As ações da Secretaria de Previdência Complementar têm sido desenvolvidas sem sensacionalismo. A SPC desenvolveu a sistemática da supervisão contínua, pela qual todos os fundos devem estar permanentemente sob a vigilância oficial, e não mais de quando em quando. A partir de um projeto concebido em 2003, construiu-se um novo sistema oficial de monitoramento dos investimentos, recebendo boa parte das informações diretamente das instâncias do sistema financeiro. A SPC mudou o enfoque da fiscalização, passando a olhar os aspectos de gerenciamento de riscos, em relação aos investimentos ou às obrigações previdenciárias. A penalidade aplicada por irregularidades passou a recair sobre a pessoa física do dirigente, e não mais sobre o fundo de pensão. Fruto da reestruturação da fiscalização, em 2005 foram autuados 148 dirigentes ou ex-dirigentes de fundos de pensão, alguns inabilitados, de maneira inédita, por dez anos. Como deve ocorrer com toda investigação criteriosa, que envolve aparato de inteligência, as ações da SPC têm sido desenvolvidas com energia, mas sem sensacionalismo.
A Secretaria não tem se esquivado de adotar medidas corajosas, como intervenções e liquidações, nos casos que destoam do quadro geral de boa gestão do sistema e que resultam de equívocos históricos na administração de planos previdenciários. Só não tem sido possível fiscalizar mais, e de forma mais rápida, porque a medida provisória 233, editada em 2004 para criar um órgão autárquico, com orçamento próprio e quadro de servidores estáveis e especializados, lamentavelmente não foi aprovada pelo Senado. Por questões meramente político-partidárias, perdeu-se a oportunidade histórica de ter uma estrutura de supervisão mais robusta.
A SPC tem estimulado a adoção de plataformas eletrônicas ("mercado de telas") para as negociações de títulos e valores mobiliários. Comprar e vender papéis, como títulos públicos, certificados de depósitos bancários ou debêntures, por um sistema informatizado semelhante a um pregão eletrônico, é medida salutar para dar maior transparência às operações financeiras.
As atribuições dos membros do conselho deliberativo e do conselho fiscal dos fundos de pensão foram ampliadas. Dessa forma, há atualmente em curso a adoção de um sistema de freios e contrapesos no interior da fundação, exigindo-se dos dirigentes maior capacidade técnica. O leitor que entrar no site do ministério encontrará o "Guia do Participante", que oferece dicas para o participante acompanhar mais de perto a gestão de seu fundo de pensão. O leitor encontrará também a Instrução SPC 07/05, tratando de exigências para que o fundo divulgue aos participantes informações sobre a saúde financeira e atuarial dos planos de benefícios. Se no passado, no campo da licença prévia, o exame de pedidos de alteração de estatutos, regulamentos e de novos planos de benefícios arrastava-se na SPC por mais de dois anos, hoje é feito em menos de um mês.
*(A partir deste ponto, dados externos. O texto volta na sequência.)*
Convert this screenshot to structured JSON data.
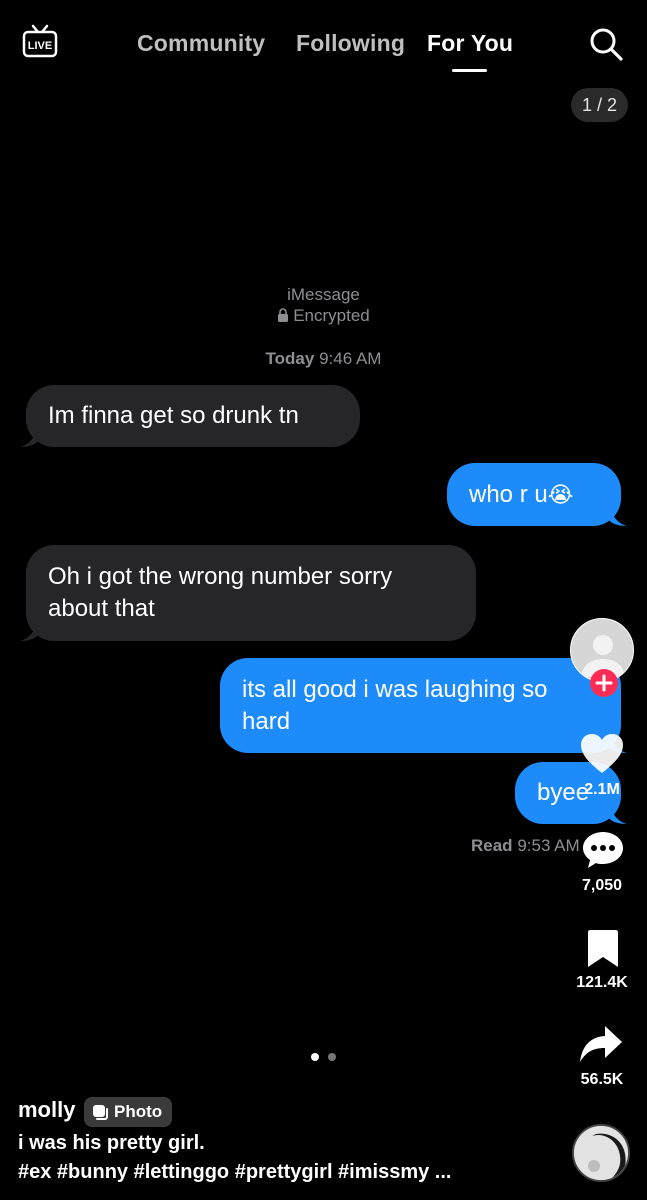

O Conselho de Gestão da Previdência Complementar, órgão colegiado de regulação, foi fortalecido e tem se dedicado a oferecer um ambiente de estabilidade de regras, destacando-se o disciplinamento da portabilidade e o Cadastro Nacional de Planos de Benefícios. Criou-se um novo regime tributário, estimulando a poupança de longo prazo. A previdência associativa começa a produzir resultados. Trata-se de um processo evolutivo, que conta com os esforços oficiais e de diversos atores sociais. Hoje, os fundos de pensão estão melhores e maiores do que ontem. Amanhã, terão que estar melhores e maiores do que hoje”.